I started querying my novel in March of 2019. Sporadically, mind you. When I look back through the query history, I tended to cluster submissions together. A handful in April, one or two in May, half a dozen in June. I took breaks here and there, usually when I got a bit discouraged after another rejection and needed to just focus on something else for a little while. Granted, the rejections said kind things and let me down gently and I appreciate each and every agent who had the time to let me know they were going to pass on it and wished me luck. But sometimes breaks were needed.
I tried to tailor each query to the agent. What kind of genres did they like, who did they represent, how did they talk about their work? I followed the typical anatomy of a query letter, with a few tweaks and adjustments, hoping I could find the magical arrangement of words that would hook them into the story and leave them wanting to read more. At the end of the day, I reminded myself of how very subjective the entire process is. Literary agents are people, and above that, they are readers. They have preferences, just like anyone else.
I kept at it. I knew in my bones that I would find someone who wanted to read more after the tease enclosed in the query; who would believe in it as much as I did. I sent out 36 queries over a year and a half. 30 of them were formal rejections.
One was a yes.
She requested the full at the beginning of the summer. I had high hopes, but cautiously so, since that’s how I roll, and then I tried to forget about it while she read, which was fairly easy to do in this Year Of Our Dumpster Fire 2020.

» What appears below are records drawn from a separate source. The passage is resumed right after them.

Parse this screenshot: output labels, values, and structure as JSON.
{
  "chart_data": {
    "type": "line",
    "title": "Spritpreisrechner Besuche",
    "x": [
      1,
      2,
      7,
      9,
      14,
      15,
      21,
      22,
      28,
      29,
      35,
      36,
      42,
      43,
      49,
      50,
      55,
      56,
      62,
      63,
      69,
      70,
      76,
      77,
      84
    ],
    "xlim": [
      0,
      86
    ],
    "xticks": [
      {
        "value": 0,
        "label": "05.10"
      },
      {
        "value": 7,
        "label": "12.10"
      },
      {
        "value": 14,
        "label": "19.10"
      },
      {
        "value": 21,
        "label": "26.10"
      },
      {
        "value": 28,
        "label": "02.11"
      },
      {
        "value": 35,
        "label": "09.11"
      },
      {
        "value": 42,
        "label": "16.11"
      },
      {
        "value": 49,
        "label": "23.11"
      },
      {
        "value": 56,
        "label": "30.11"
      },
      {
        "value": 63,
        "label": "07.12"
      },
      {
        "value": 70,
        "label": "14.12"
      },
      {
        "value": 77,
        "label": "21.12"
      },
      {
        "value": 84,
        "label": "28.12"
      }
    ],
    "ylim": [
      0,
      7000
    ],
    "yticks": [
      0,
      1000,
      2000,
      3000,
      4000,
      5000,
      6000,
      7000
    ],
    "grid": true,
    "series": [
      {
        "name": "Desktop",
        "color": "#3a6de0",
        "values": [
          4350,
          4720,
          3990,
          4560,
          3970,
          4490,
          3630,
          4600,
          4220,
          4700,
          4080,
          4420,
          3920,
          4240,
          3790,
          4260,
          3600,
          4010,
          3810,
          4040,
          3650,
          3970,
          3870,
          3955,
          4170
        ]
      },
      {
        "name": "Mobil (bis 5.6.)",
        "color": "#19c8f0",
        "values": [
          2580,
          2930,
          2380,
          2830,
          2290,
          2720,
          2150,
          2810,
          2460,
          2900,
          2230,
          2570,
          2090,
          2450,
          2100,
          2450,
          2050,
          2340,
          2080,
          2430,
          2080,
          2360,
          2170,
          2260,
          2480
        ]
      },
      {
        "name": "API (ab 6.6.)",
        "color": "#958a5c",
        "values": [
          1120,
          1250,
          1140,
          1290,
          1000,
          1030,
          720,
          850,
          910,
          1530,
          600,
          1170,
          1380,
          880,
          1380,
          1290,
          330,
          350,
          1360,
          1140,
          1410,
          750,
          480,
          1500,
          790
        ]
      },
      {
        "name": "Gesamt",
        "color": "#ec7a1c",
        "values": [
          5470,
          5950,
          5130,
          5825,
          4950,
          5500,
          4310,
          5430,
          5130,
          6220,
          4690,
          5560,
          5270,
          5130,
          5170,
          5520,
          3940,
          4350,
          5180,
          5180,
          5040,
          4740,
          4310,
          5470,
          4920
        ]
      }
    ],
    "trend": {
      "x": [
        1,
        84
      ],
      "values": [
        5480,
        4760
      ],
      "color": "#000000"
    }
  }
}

And then she emailed me back in August. She didn’t just love the novel, she understood it. Would I be open to some revisions? The third act, it seemed, had some weak spots, and she saw opportunities to strengthen the denouement and keep the stakes raised until the finish. Hell yes I’m open to revisions. She was right; the novel started to lose steam at the top of the final third of the manuscript, and her suggestions to fix that were thoughtful and demonstrated an engagement with the story and a strong grasp of who my characters were and what this journey meant for them.
This is it, I thought. This is what I’ve been looking for in an agent.
We had a Zoom chat to discuss the revisions a few weeks later. Before she even saw them, she offered me representation.
I wasn’t prepared. I didn’t know how to act; my face froze and all the thoughts flew out of my head. All I could do was thank her and give her an emphatic yes as my chest went supernova. When we ended the call, I called my parents first. My mom knows how badly I’ve wanted this. I’ve been writing stories since I was twelve. She made a reader out of me from an exceptionally young age. We didn’t have much when I was little, before she met Dad; we lived with my grandparents and shared a room together, so there wasn’t much space or income to accumulate a whole lot, much less a ton of books. So I lived at the Bourbonnais Public Library, just a few streets down from our apartment. We visited every week, and I was never without at least 4-6 books at any given time. When I told my mom I have a literary agent, I cried.
I have a literary agent.
Her name is Devon Halliday, and she is with Transatlantic Agency. She is simply wonderful, and I can already see my novel shaping up into something beautiful. I can see the final form of this sculpture I’ve been chipping away at for three years, and it looks like something to be proud of.
It has been a long road here, and to other authors who are putting their work out there and querying endlessly: Don’t give up. And don’t be so hard on yourself. It truly is a subjective process, and you will find an audience for your work. An agent will be the first member of that audience.
I know this is but one step on the road to publication. I have no idea if or when my novel will find a home. Hell, it may not do well at all. But this was a big hurdle to jump, and I will take my victories where I can get them. I am playing it really cool in this post, but internal me is bursting at the seams with joy. It will be enough to hold that book in my hand, and know that it’s out there in the world for others to enjoy.
I can’t wait for you all to read it one day.